Figure M.4.1: Time-travel debugging. Replaying from checkpoint_0 creates a new branch of execution without modifying the original checkpoint history.

Key Insight: Replay Does Not Overwrite History

Replaying from a past checkpoint does not delete or modify subsequent checkpoints. Instead, it creates a new branch in the execution history. This means you can safely experiment with alternative paths without losing the original execution trace.

7. Choosing a Checkpointer

The following table summarizes when to use each backend:

LangGraph: Stateful Agent Workflows Checkpointer Backends

Backend	Persistence	Multi-Process	Best For
`MemorySaver`	None (in-process only)	No	Unit tests, quick prototyping
`SqliteSaver`	File on disk	No	Local development, single-server apps
`PostgresSaver`	Database	Yes	Production, multi-server deployment

8. Recovery from Failures

Because checkpoints are saved after every node, a failure mid-execution does not lose all progress. When the graph is re-invoked with the same thread_id, it automatically loads the last successful checkpoint. If the failed node was the culprit (for instance, a transient API error), the graph retries from that point rather than starting over.

For workflows that span hours or days (such as multi-step approval processes), this resilience is essential. Combining persistent checkpointing with the interrupt mechanism from Section M.3 gives you a durable workflow engine that can survive server restarts, deployments, and infrastructure failures.

Key Insight: Checkpoints as an Audit Trail

Beyond recovery, checkpoints serve as a complete audit trail of every decision an agent made. For compliance-sensitive applications (financial services, healthcare, legal), this trail provides evidence of what the agent did, when it did it, and what state it had at each step.

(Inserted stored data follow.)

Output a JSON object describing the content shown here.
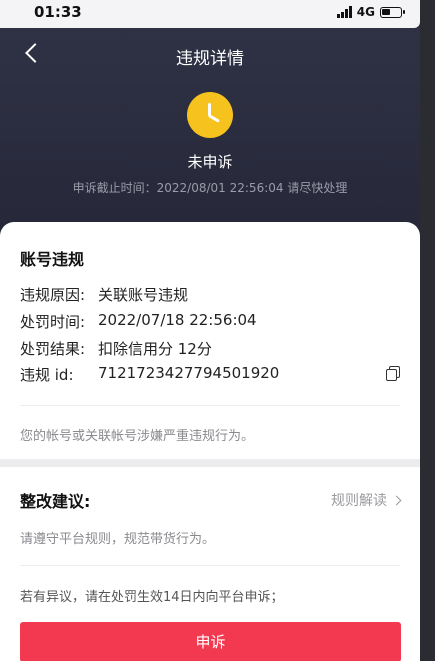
{
  "status_bar": {
    "time": "01:33",
    "network": "4G"
  },
  "header": {
    "title": "违规详情",
    "status": "未申诉",
    "deadline": "申诉截止时间：2022/08/01 22:56:04 请尽快处理"
  },
  "violation": {
    "section_title": "账号违规",
    "rows": [
      {
        "key": "违规原因:",
        "value": "关联账号违规"
      },
      {
        "key": "处罚时间:",
        "value": "2022/07/18 22:56:04"
      },
      {
        "key": "处罚结果:",
        "value": "扣除信用分 12分"
      },
      {
        "key": "违规 id:",
        "value": "7121723427794501920"
      }
    ],
    "note": "您的帐号或关联帐号涉嫌严重违规行为。"
  },
  "suggestion": {
    "section_title": "整改建议:",
    "rules_link": "规则解读",
    "note": "请遵守平台规则，规范带货行为。",
    "objection_note": "若有异议，请在处罚生效14日内向平台申诉；",
    "appeal_button": "申诉"
  },
  "colors": {
    "header_bg": "#2f3145",
    "clock": "#f6c21e",
    "appeal_button": "#f2394f"
  },
  "icons": [
    "back-icon",
    "clock-icon",
    "copy-icon",
    "chevron-right-icon",
    "signal-icon",
    "battery-icon"
  ]
}
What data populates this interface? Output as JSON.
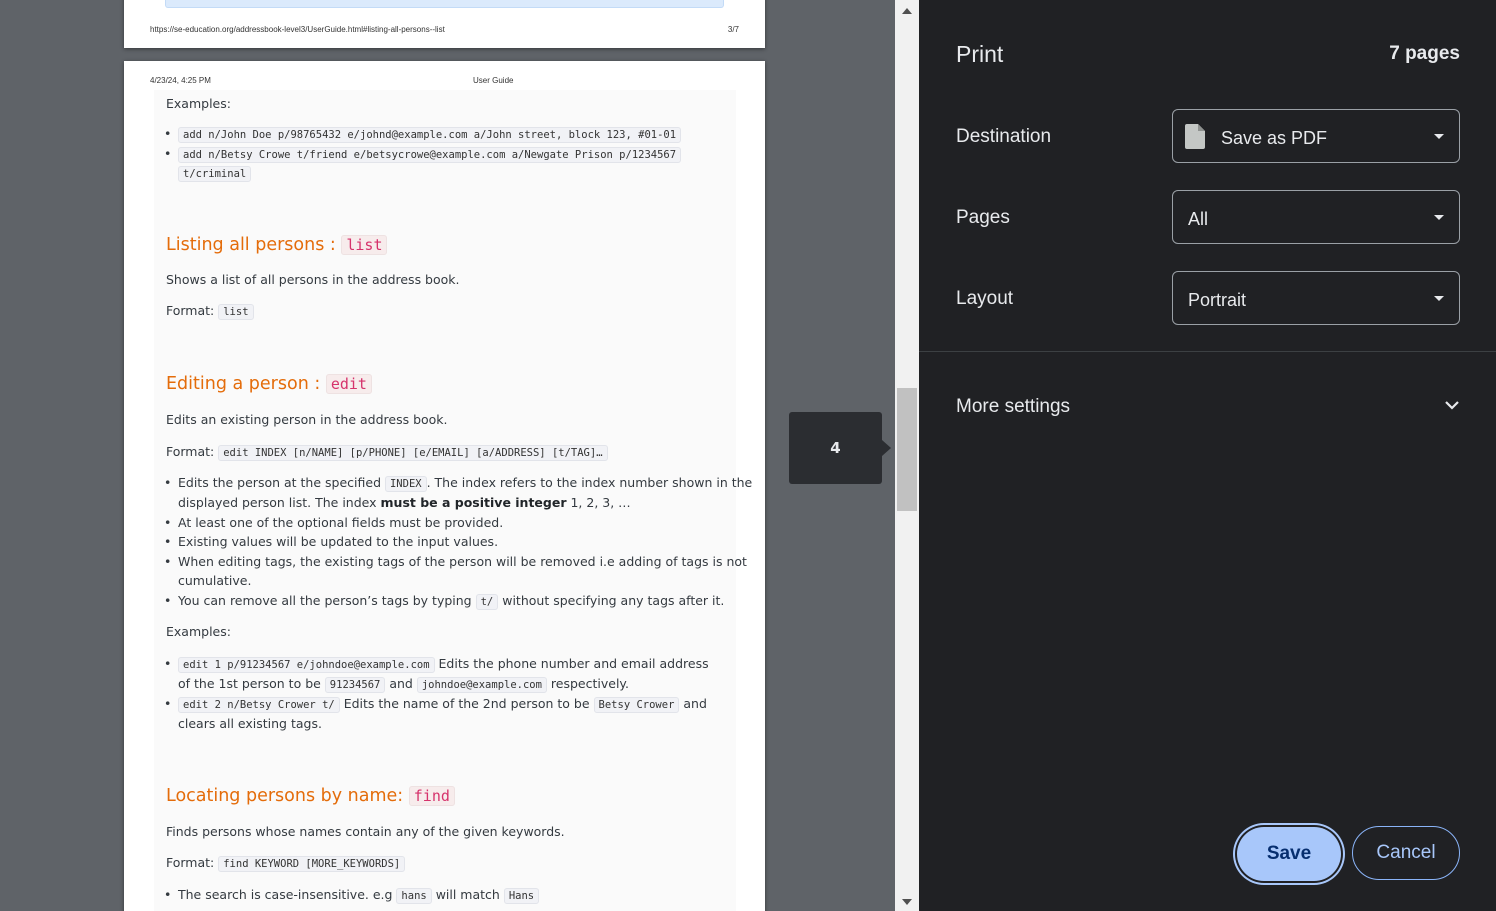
{
  "preview": {
    "prev_page": {
      "footer_url": "https://se-education.org/addressbook-level3/UserGuide.html#listing-all-persons--list",
      "footer_page": "3/7"
    },
    "cur_page": {
      "header_date": "4/23/24, 4:25 PM",
      "header_title": "User Guide"
    },
    "content": {
      "examples_label_1": "Examples:",
      "add_example_1": "add n/John Doe p/98765432 e/johnd@example.com a/John street, block 123, #01-01",
      "add_example_2a": "add n/Betsy Crowe t/friend e/betsycrowe@example.com a/Newgate Prison p/1234567",
      "add_example_2b": "t/criminal",
      "list_heading": "Listing all persons : ",
      "list_heading_code": "list",
      "list_desc": "Shows a list of all persons in the address book.",
      "list_format_label": "Format: ",
      "list_format_code": "list",
      "edit_heading": "Editing a person : ",
      "edit_heading_code": "edit",
      "edit_desc": "Edits an existing person in the address book.",
      "edit_format_label": "Format: ",
      "edit_format_code": "edit INDEX [n/NAME] [p/PHONE] [e/EMAIL] [a/ADDRESS] [t/TAG]…",
      "edit_b1_pre": "Edits the person at the specified ",
      "edit_b1_code": "INDEX",
      "edit_b1_post": ". The index refers to the index number shown in the",
      "edit_b1_line2_pre": "displayed person list. The index ",
      "edit_b1_bold": "must be a positive integer",
      "edit_b1_line2_post": " 1, 2, 3, …",
      "edit_b2": "At least one of the optional fields must be provided.",
      "edit_b3": "Existing values will be updated to the input values.",
      "edit_b4a": "When editing tags, the existing tags of the person will be removed i.e adding of tags is not",
      "edit_b4b": "cumulative.",
      "edit_b5_pre": "You can remove all the person’s tags by typing ",
      "edit_b5_code": "t/",
      "edit_b5_post": " without specifying any tags after it.",
      "examples_label_2": "Examples:",
      "edit_ex1_code": "edit 1 p/91234567 e/johndoe@example.com",
      "edit_ex1_post": " Edits the phone number and email address",
      "edit_ex1_line2_pre": "of the 1st person to be ",
      "edit_ex1_code2": "91234567",
      "edit_ex1_and": " and ",
      "edit_ex1_code3": "johndoe@example.com",
      "edit_ex1_end": " respectively.",
      "edit_ex2_code": "edit 2 n/Betsy Crower t/",
      "edit_ex2_post": " Edits the name of the 2nd person to be ",
      "edit_ex2_code2": "Betsy Crower",
      "edit_ex2_end": " and",
      "edit_ex2_line2": "clears all existing tags.",
      "find_heading": "Locating persons by name: ",
      "find_heading_code": "find",
      "find_desc": "Finds persons whose names contain any of the given keywords.",
      "find_format_label": "Format: ",
      "find_format_code": "find KEYWORD [MORE_KEYWORDS]",
      "find_b1_pre": "The search is case-insensitive. e.g ",
      "find_b1_code": "hans",
      "find_b1_mid": " will match ",
      "find_b1_code2": "Hans"
    }
  },
  "tooltip": {
    "page_number": "4"
  },
  "sidebar": {
    "title": "Print",
    "page_count": "7 pages",
    "destination": {
      "label": "Destination",
      "value": "Save as PDF"
    },
    "pages": {
      "label": "Pages",
      "value": "All"
    },
    "layout": {
      "label": "Layout",
      "value": "Portrait"
    },
    "more_settings": "More settings",
    "save": "Save",
    "cancel": "Cancel"
  },
  "colors": {
    "sidebar_bg": "#202124",
    "accent": "#a8c7fa",
    "heading_orange": "#e46c0a"
  }
}
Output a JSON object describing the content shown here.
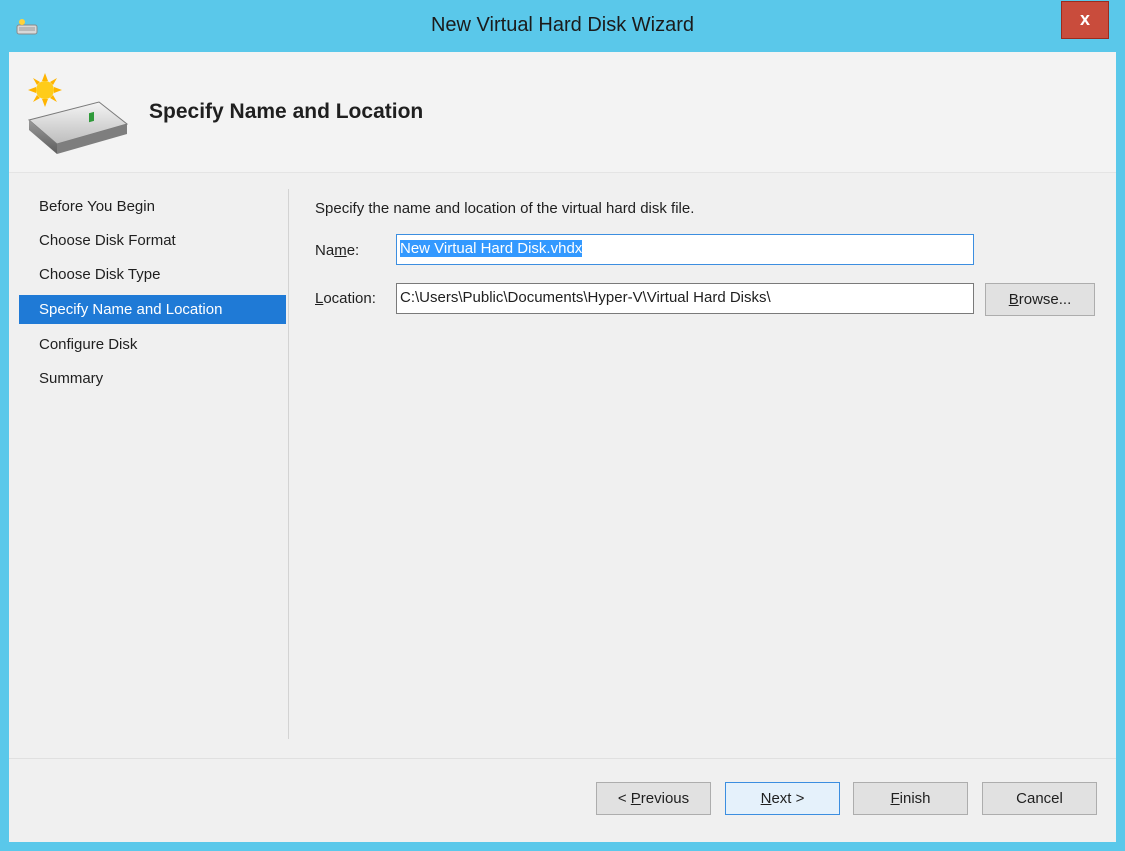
{
  "window": {
    "title": "New Virtual Hard Disk Wizard",
    "close_label": "x"
  },
  "header": {
    "title": "Specify Name and Location",
    "icon": "hard-disk-new-icon"
  },
  "nav": {
    "items": [
      {
        "label": "Before You Begin",
        "selected": false
      },
      {
        "label": "Choose Disk Format",
        "selected": false
      },
      {
        "label": "Choose Disk Type",
        "selected": false
      },
      {
        "label": "Specify Name and Location",
        "selected": true
      },
      {
        "label": "Configure Disk",
        "selected": false
      },
      {
        "label": "Summary",
        "selected": false
      }
    ]
  },
  "content": {
    "description": "Specify the name and location of the virtual hard disk file.",
    "name_label_pre": "Na",
    "name_label_accel": "m",
    "name_label_post": "e:",
    "name_value": "New Virtual Hard Disk.vhdx",
    "location_label_accel": "L",
    "location_label_post": "ocation:",
    "location_value": "C:\\Users\\Public\\Documents\\Hyper-V\\Virtual Hard Disks\\",
    "browse_accel": "B",
    "browse_post": "rowse..."
  },
  "footer": {
    "previous_pre": "< ",
    "previous_accel": "P",
    "previous_post": "revious",
    "next_accel": "N",
    "next_post": "ext >",
    "finish_accel": "F",
    "finish_post": "inish",
    "cancel_label": "Cancel"
  },
  "colors": {
    "titlebar": "#5ac8ea",
    "selection": "#1f7ad6",
    "close": "#c94c3c"
  }
}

Pair this with the human approval logs from Section M.3 for a comprehensive audit system.

9. Summary

This section covered LangGraph: Stateful Agent Workflows's checkpointing system, from lightweight in-memory storage to production-grade PostgreSQL persistence. You learned how to configure checkpointers, manage conversation threads, perform time-travel debugging, and leverage checkpoints for failure recovery. In Section M.5, you will see how to compose multiple graphs into multi-agent systems using subgraphs and supervisor patterns.